As-Salamu Alaykum from Beijing!
By Omar Badr  ·  2021-12-10  ·   Source: NO.49 DECEMBER 9, 2021
An Egyptian journalist thanks a volunteer who answered his questions in Arabic at the information center of the Third China International Import Expo in Shanghai on November 4, 2020 (XINHUA)

It's December—that time of year again. No, not Christmas; I'm talking about the UN Arabic Language Day which falls on December 18. UNESCO initially started to observe this day in 2012 to "celebrate multilingualism and cultural diversity." The self-proclaimed linguist I am, I couldn't think of a better way to celebrate this day while in Beijing than by exploring Arabic through the eyes of its Chinese apprentices. 

Why would a Chinese person want to study Arabic in the first place? Religion is often cited as the primary reason. Miss Ma, a young Muslim lady from Yunnan Province, believes "Arabic is the key to Islam." When it was time for Ma, or Fatima, to choose a major, she didn't think twice. She wanted to better understand the Quran and chose Arabic to help her do just that. Others, however, opt to study Arabic for more earthbound reasons. Xing, who also goes by the less Muslim-sounding name of Tara, told me in neatly written Arabic that many people advised her to learn the Semitic language. China maintains cordial ties with most Arab countries and has a great economic interest in the Middle East. Arabic is one of the six official languages of the UN and a working language of the General Assembly. "I thought that if I studied Arabic, I would have better job opportunities after graduation," she said, before adding with a dash of confidence that "it turned out I wasn't wrong."

Arabic is notoriously difficult. It usually tops the list of hardest languages to learn—for native English speakers. Chinese speakers, however, seem to think otherwise. Unlike Chinese, Arabic has an alphabet. Twenty-eight consonant letters is all you need to learn so you can start to read and write. Fu Jingnan, or Rima, graduated with an Arabic degree from Beijing International Studies University and believes this was by far the easiest thing about learning Arabic. On the other hand, Tara, who grew up speaking Kazakh, and Fatima, who received basic Islamic education as a child, swear by how easy the Arabic pronunciation comes to them.

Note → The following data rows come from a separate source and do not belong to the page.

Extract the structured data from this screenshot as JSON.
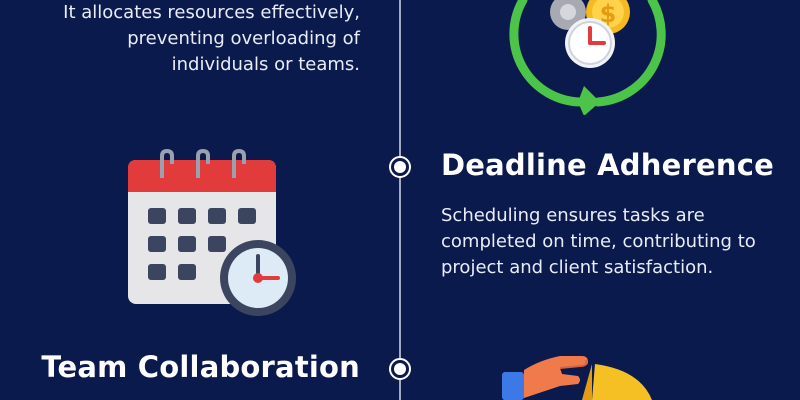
{
  "top_section": {
    "description_lines": [
      "It allocates resources effectively,",
      "preventing overloading of",
      "individuals or teams."
    ]
  },
  "deadline_section": {
    "title": "Deadline Adherence",
    "description_lines": [
      "Scheduling ensures tasks are",
      "completed on time, contributing to",
      "project and client satisfaction."
    ]
  },
  "collaboration_section": {
    "title": "Team Collaboration"
  },
  "icons": {
    "resource_icon": "gear-coin-clock-cycle-icon",
    "calendar_icon": "calendar-clock-icon",
    "collaboration_icon": "hand-pie-chart-icon"
  },
  "colors": {
    "background": "#0b1a4d",
    "accent_green": "#4cc44a",
    "calendar_red": "#e23b3b",
    "coin_gold": "#f5b921"
  }
}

Nevertheless, learning Arabic doesn't come without any difficulties for Chinese students. The different regional varieties of Arabic drive them crazy, according to my conclusions. They study Fus-ha or Modern Standard Arabic (MSA) for years in university just to find out that the layperson on the streets of Cairo or Casablanca speaks dialects so different that they could be languages in their own right. MSA is the form of Arabic used in media, newspapers and magazines, as well as in official correspondence. But the hoi polloi—forgive the term—almost never use it in everyday dealings. To make things worse, convoluted Arabic grammar is a far cry from the very straightforward Chinese grammar. Rima, Fatima and Tara all agree that rules of word gender; singular, dual and plural forms along with the complicated semantics, constitute challenges to Chinese learners of Arabic.

It was Miss Zhang's father who chose her Arabic name: Sawsan. "The iris flower?" I wondered. "Well, rather the color purple," she replied. Sawsan took her Arabic learning to the next level: teaching it. "My students don't have access to the right language environment. That's why I encourage them to make friends with native Arabic speakers and communicate with them on WeChat." She also finds songs to be an important learning tool, especially those by Lebanese pop diva Nancy Ajram.

In a world dominated by one lingua franca, building more direct bridges, ones that do not necessarily pass through English, between different cultures promotes tolerance, understanding, multilingualism and cultural diversity. Happy World Arabic Language Day!